E poi quella voglia sperimentale di spingersi oltre o - come da lui dichiarato al Corriere della Sera - «scollinare in una nuova vallata». Da pochi giorni, ad esempio, aveva lanciato il progetto «Novecento. The Source Code», ovvero, l'audio della sua lettura ad alta voce del monologo teatrale registrato a Capodanno e che aveva deciso di trasformare in un pezzo unico digitale. Una prospettiva visionaria ancorata però a valori antichi.

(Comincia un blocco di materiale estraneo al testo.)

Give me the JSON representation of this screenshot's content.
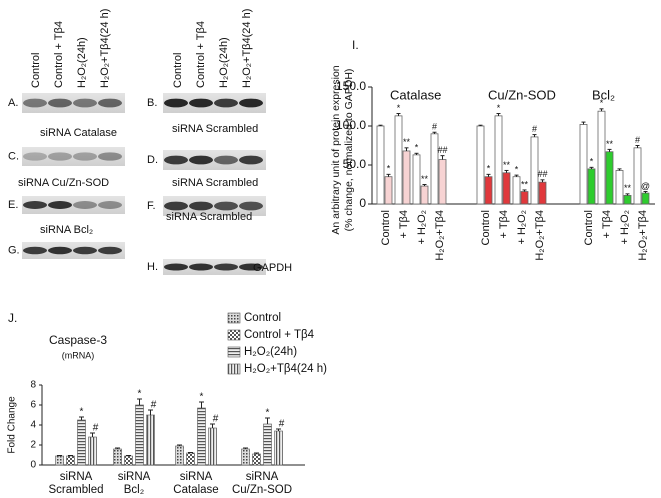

E chissà se nel suo ironico (ma neanche tanto) riferimento social al «miglior Toro dai tempi dello Scudetto», c'è da parte dello scrittore un implicito riferimento a un calciatore come Sinia Mihajlovi che del Toro è stato allenatore, incarnandone al meglio lo spirito battagliero. Una forza con cui Mihajlovi (e tanti altri) hanno sconfitto lo stesso avversario che ora sfida Baricco.

E nella vita, come nel calcio, avere il «Cuore Toro» è sempre una carta vincente.